On the next play of the video, with about 13 minutes left in the game, you’ll see the Falcons lining up on fourth down and a yard to go and the play call is the option. Hammond is now back in the game, but with a gimpy ankle. If you remember the touchdown earlier in the game, in this same circumstance, Hammond read the defense and pulled the ball out of the fullback’s hands, and took the ball through the gap for a touchdown. In this instance, it’s obvious that Hammond doesn’t have the confidence to make that cut on his ankle through the gap and gives the ball to Birdow. You can even see Hammond stumble after the play and clap his hands in frustration over the play. The Broncos defense is just too good to make the wrong decision on that play, and the Falcons turn it over on downs. As far as I can remember, this is the only time on fourth and short yardage in non-garbage time that the Falcons failed to make a first down all year.

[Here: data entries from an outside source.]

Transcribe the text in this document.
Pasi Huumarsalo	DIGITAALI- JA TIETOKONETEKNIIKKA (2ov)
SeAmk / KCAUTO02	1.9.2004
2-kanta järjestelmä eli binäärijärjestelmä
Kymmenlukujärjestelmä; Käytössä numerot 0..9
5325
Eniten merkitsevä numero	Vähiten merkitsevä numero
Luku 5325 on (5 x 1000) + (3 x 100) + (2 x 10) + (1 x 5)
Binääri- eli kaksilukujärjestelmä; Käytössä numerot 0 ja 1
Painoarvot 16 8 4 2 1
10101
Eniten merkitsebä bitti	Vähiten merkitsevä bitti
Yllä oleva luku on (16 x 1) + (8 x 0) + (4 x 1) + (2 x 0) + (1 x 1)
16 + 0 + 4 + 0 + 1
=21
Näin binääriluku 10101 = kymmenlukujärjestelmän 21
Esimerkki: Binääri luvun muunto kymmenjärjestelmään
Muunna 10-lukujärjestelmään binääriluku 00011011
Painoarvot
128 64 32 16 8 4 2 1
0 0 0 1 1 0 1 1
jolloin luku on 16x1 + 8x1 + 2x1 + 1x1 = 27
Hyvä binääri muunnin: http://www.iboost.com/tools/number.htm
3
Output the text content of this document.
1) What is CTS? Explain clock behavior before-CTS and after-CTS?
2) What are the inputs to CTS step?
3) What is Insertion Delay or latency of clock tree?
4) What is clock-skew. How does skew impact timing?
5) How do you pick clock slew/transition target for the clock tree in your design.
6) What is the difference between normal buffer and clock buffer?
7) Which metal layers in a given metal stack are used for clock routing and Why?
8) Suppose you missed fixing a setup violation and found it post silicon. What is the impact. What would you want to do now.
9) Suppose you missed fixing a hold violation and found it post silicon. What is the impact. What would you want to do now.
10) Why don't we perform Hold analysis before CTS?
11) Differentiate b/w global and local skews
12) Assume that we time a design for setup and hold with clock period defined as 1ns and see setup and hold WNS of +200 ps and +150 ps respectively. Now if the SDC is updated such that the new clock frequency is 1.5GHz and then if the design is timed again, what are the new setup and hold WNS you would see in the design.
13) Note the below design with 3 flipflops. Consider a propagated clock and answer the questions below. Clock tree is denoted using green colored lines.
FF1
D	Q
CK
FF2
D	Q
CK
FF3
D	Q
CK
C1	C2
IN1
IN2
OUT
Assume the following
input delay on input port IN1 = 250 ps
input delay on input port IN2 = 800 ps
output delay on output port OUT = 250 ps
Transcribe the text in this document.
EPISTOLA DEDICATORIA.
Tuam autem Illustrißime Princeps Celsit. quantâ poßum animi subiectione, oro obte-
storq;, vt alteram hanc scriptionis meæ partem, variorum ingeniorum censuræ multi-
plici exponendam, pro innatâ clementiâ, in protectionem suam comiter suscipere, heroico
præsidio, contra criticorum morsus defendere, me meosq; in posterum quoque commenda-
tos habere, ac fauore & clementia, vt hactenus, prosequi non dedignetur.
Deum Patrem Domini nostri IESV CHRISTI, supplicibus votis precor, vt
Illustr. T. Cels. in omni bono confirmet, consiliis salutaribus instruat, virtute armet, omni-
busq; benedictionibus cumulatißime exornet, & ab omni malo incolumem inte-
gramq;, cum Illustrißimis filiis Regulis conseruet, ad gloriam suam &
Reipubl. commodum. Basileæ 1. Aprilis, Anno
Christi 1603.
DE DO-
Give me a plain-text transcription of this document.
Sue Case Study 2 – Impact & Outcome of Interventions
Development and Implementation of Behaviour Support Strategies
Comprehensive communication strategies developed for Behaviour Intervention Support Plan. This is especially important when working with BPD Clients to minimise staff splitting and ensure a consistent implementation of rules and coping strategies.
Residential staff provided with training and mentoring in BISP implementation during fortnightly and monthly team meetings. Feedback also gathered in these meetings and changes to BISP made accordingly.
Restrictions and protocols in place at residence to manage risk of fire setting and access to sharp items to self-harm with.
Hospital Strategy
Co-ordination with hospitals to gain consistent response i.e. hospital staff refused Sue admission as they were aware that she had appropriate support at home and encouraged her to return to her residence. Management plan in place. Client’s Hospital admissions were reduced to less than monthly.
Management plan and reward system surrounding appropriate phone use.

After that, the wheels fall off the Falcon defense, and the Broncos sandwich two touchdowns around an interception by Hammond, and take command of the game. The defensive numbers that Air Force allowed were 95 yards rushing and 260 yards passing, which was a decent showing, given that Florida State had given up 214 yards rushing and 407 yards passing to the Broncos the previous week. But the coverage mistakes and the big fourth down stop were too much to overcome against a very strong Bronco roster.

I’m really looking forward to the rematch between these two teams this year in Falcon Stadium, and hopefully all my readers can watch the game with a little more awareness of the Falcons defensive methods. Thanks for reading.